CONTRA LA PARED nace en un asilo en el que conviven 94 personas internas. Son, en su mayor parte, ancianos de avanzada edad, pero también discapacitados físicos y enfermos mentales. Sumergirse en su vida diaria es asistir a un tedioso ritual que, pautado apenas por la comida y la cena, se reitera un día tras otro y año tras año. La circularidad absoluta del tiempo los envuelve en un bucle sin proyección ni sentido en el que las horas giran absortas, dramáticamente atentas a la vacuidad de un transcurso en el que el ser toma conciencia plena de su heideggeriano ser-para-la-muerte.

Varados hora tras hora en sus butacas, muchos de los internos no disponen de dinero para pagarse un café o un paquete de cigarrillos y no reciben, nunca, ninguna visita. Son la punta del iceberg de una sociedad en la que la exaltación de la juventud, la belleza, el dinero y el poder son otros tantos talismanes que debemos poseer en algún grado y en la que la ambición de ser parece reducirse a ser más poderoso, más rico, más joven o más bello. Quienes, por una u otra razón, quedan al margen de este mundo diabólico de pseudovalores, son sistemáticamente olvidados por los reclamos de una cultura que, puesto que nada espera de ellos, los relega a las orillas de la existencia.

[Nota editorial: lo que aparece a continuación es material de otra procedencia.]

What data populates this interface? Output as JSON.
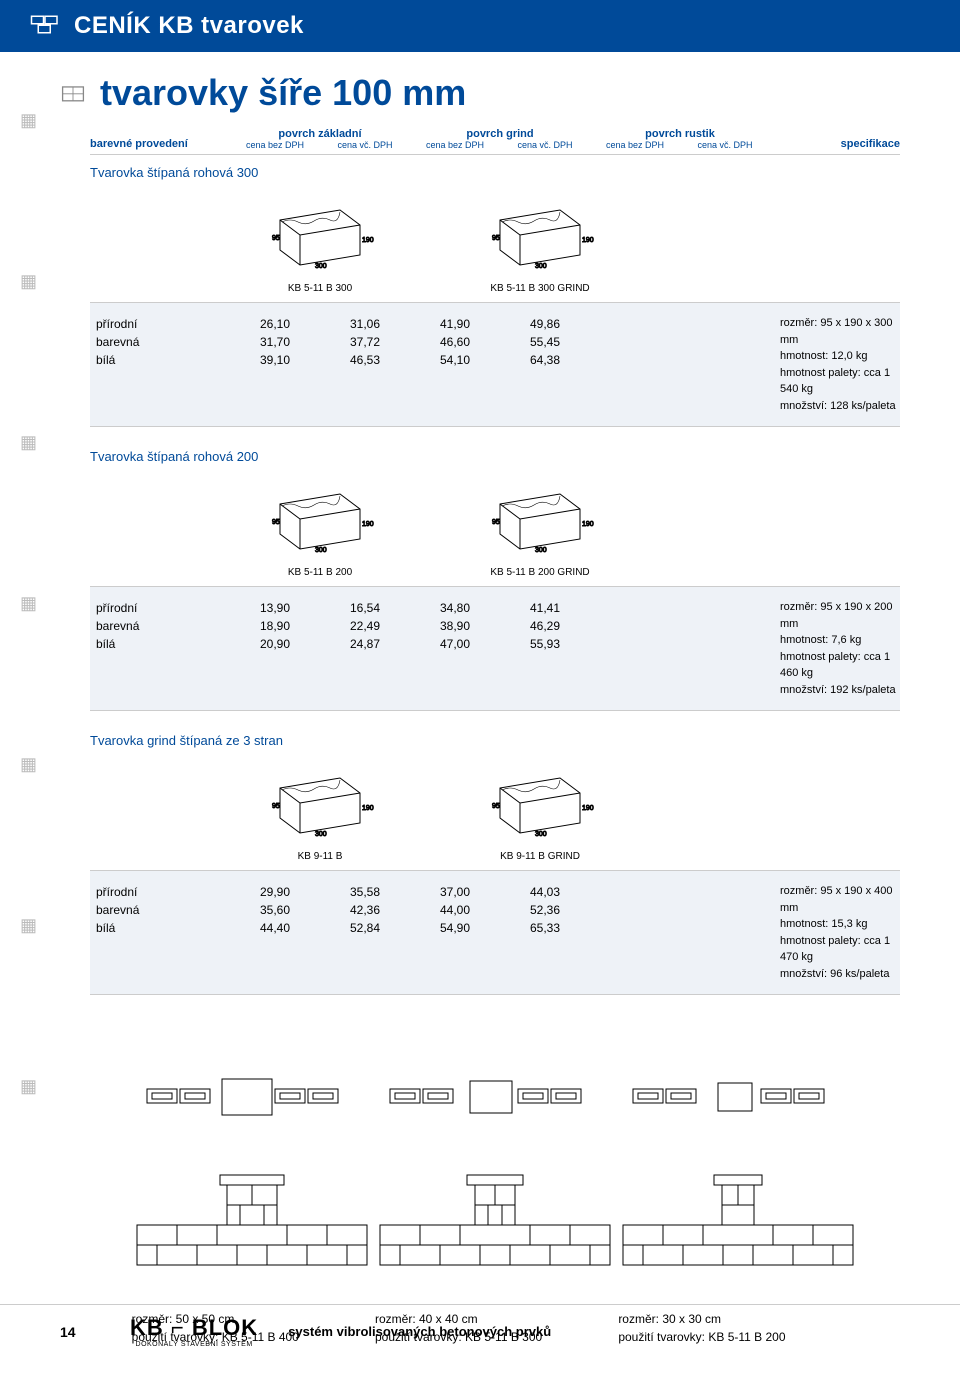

La realidad que presenta CONTRA LA PARED se escribe fuera del triunfalismo político y de la abducción solapada de nuestra sensibilidad por los medios de comunicación.

A los cientos de miles de ancianos y discapacitados a quienes quiere re-presentar (lo que es tanto como volver a hacer presente, en tiempo y forma, aquello a lo que no se ha prestado la atención debida) no los conoce nadie. ¿Qué mejor manera de re-integrarlos a una sociedad que los ignora que asomar nuestra lente a la soledad de sus rostros, o a la deformidad de sus manos, y presentarlos tal como este mundo implacable los ha condenado a vivir?

Once personas sentadas frente a la cámara. Son el grado cero del posado. Nada en ellas se pliega a la tentación de seducir o de seducirse a través de una imagen que ni siquiera reclaman. En todos los espejos, y la fotografía es uno de ellos, buscamos aquello de nosotros que consideramos atractivo para el otro. Todo imagen especular encubre un diálogo imaginario. Nuestra imagen “habla” para aquel Otro interior a quien el cuerpo, siempre interrogante, se dirige. Apenas el otro, los otros, desaparecen, nuestra imagen se desploma. ¿Se han vuelto invisibles ante sí mismos? ¿Habrá operado de tal modo la deprivación afectiva, la marginalidad o la anulación fáctica del individuo que ha conseguido desactivar en ellos la tentación de contemplarse en una iconografía que, radicalmente excluida de la plástica de los media, sólo puede verse y ser vista como  indeseable, ominosa o abyecta?

Once seres humanos que acatan sin preguntar cuando se les pide que posen de espaldas, sin otro horizonte por venir que el que media entre la doble quemadura de unos ojos que miran y la proximidad asfixiante de una pared cualquiera.